Phishing attacks now target MFA enabled MS365 accounts
A massive phishing campaign has been targeting Microsoft 365 users and successfully bypassing multi-factor authentication (MFA) set up to protect the accounts, as analyzed by Microsoft in their blog.
There are ways to bypass MFA, and attackers are trying them all: rogue apps, vulnerabilities, legacy authentication protocols, spamming a target user with MFA prompts, and others. The attackers use proxy servers and phishing websites to steal users' password and session cookie. These techniques are sometimes called Adversary-in-the-Middle (AitM) attacks.
The final goal is to gain full access to the victim's mailbox, search for finance-related emails and hijack ongoing email threads to commit payment fraud and mount business email compromise (BEC) campaigns against other targets.

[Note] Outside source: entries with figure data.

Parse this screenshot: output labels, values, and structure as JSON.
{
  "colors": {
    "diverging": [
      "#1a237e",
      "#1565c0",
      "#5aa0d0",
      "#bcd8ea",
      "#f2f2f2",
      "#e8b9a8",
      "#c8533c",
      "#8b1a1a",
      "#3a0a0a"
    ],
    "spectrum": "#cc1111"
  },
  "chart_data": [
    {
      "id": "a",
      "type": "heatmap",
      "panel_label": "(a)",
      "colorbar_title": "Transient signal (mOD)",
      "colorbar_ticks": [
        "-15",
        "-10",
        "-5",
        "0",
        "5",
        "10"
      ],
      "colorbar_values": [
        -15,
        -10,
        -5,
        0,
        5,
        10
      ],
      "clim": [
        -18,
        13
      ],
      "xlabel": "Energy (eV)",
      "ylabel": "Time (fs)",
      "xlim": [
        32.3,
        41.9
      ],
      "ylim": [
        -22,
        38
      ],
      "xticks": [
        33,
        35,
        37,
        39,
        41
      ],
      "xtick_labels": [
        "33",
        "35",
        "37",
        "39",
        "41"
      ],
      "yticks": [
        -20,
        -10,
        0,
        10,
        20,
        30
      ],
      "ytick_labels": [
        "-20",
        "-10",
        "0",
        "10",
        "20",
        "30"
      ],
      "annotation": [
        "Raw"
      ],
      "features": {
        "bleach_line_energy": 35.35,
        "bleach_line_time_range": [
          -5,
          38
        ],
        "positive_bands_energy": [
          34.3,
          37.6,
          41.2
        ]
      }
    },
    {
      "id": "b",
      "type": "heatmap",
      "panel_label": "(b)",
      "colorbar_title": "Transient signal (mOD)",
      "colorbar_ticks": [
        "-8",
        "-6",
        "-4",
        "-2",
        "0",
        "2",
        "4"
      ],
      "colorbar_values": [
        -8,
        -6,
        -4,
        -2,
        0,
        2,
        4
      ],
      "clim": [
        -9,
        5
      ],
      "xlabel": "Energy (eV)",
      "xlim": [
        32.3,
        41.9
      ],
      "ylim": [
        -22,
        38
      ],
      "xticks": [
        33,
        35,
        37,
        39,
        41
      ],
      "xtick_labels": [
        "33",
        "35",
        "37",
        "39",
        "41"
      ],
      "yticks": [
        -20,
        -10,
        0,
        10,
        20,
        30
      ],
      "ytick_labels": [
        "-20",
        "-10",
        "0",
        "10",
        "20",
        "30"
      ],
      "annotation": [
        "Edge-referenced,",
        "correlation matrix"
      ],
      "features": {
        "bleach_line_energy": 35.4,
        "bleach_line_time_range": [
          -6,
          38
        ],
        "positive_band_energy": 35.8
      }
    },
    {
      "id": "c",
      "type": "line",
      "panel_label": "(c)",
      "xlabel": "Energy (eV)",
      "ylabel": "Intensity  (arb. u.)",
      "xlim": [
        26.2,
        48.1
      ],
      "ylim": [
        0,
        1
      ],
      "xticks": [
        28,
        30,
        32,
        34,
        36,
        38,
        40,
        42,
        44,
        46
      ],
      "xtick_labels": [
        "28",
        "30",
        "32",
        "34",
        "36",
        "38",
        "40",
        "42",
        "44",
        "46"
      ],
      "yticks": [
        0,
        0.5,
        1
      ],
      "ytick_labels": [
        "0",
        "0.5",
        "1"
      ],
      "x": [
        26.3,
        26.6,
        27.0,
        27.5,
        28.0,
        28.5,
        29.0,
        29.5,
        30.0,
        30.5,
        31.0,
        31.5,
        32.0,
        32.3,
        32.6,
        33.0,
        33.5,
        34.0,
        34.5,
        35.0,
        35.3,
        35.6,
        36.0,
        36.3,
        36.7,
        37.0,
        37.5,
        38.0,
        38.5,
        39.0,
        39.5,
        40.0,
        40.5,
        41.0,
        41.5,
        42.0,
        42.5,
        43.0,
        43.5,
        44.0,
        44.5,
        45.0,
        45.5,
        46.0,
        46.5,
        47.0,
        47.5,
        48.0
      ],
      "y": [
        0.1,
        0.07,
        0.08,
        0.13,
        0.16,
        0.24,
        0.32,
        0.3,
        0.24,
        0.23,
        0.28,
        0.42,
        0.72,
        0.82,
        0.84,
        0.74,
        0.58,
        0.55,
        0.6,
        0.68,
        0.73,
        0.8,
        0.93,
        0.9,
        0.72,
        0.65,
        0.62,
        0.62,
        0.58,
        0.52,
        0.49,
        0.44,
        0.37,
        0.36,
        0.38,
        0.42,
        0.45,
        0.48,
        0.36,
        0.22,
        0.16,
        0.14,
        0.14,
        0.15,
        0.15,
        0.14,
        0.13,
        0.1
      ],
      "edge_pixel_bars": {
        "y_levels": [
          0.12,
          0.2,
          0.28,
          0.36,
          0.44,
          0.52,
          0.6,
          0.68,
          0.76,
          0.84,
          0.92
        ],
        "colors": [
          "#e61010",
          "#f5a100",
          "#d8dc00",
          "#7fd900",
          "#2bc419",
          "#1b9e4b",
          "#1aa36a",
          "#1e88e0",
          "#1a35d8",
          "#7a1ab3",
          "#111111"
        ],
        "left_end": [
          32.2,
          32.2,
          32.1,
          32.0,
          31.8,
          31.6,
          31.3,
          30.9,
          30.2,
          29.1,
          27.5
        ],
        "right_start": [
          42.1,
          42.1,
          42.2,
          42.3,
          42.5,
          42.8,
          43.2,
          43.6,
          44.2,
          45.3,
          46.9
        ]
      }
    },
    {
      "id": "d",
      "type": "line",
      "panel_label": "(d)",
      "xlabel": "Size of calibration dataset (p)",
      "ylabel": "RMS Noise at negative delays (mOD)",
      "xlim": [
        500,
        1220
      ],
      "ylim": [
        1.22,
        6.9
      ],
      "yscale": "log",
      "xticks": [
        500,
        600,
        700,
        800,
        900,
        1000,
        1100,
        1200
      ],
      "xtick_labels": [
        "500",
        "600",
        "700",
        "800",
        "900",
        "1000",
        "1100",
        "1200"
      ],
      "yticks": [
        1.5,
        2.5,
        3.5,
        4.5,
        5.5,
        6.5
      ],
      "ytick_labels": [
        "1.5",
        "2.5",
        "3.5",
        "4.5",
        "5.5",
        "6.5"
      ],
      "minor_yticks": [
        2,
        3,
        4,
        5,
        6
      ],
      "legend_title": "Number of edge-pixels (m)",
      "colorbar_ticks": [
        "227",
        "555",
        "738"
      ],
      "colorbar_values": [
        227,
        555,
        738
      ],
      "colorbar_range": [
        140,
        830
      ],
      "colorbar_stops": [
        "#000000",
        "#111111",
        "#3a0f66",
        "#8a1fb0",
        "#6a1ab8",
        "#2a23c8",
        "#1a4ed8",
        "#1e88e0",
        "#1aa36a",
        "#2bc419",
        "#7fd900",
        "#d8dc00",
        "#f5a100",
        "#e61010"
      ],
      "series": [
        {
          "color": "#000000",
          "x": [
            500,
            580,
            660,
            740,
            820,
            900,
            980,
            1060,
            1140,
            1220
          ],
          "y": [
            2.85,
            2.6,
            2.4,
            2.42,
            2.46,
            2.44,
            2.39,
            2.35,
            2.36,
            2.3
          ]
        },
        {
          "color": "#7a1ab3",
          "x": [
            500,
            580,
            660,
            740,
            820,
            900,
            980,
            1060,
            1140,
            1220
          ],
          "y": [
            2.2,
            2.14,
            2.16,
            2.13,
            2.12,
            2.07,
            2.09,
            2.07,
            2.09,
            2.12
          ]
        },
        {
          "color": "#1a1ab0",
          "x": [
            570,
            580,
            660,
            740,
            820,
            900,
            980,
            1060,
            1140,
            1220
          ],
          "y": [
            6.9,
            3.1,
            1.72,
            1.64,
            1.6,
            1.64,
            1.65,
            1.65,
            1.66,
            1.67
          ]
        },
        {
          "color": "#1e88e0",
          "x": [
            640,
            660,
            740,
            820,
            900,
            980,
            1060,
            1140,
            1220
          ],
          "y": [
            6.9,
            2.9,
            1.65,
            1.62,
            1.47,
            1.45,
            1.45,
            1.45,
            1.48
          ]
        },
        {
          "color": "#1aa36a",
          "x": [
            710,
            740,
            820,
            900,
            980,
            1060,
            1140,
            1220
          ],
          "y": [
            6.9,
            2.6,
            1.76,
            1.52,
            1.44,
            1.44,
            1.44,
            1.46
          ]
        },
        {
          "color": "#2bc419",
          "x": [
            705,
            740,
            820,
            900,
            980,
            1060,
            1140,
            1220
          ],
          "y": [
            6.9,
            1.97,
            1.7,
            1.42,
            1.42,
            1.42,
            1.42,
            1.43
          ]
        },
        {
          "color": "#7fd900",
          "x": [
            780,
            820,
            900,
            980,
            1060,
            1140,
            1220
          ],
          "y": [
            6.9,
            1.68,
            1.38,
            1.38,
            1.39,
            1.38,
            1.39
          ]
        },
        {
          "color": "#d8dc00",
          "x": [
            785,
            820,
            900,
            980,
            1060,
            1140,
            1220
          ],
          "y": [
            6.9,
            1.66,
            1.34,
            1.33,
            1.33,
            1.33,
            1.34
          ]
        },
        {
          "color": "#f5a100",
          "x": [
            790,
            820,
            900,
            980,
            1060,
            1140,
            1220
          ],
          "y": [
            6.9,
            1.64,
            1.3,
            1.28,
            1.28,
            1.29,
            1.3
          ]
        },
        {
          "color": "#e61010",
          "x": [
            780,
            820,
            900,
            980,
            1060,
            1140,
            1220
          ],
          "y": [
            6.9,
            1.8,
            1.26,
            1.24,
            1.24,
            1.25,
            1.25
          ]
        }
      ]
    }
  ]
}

Evolving phishing campaigns bypassing MFA are a recent development and it shows how financial motivation leads to innovations in attackers' arsenals. Organizations must rapidly make their MFA implementation “phish-resistant” by using solutions that rely more on certificate-based authentication (but without the PKI hassle) i.e. support Fast ID Online (FIDO) v2.0. Also, it's important to continually assess the organization's capacity to withstand social engineering and phishing attacks via security awareness training (SAT) initiatives. Good news is that SAT can be automated and made a continuous part of employee's enablement journey.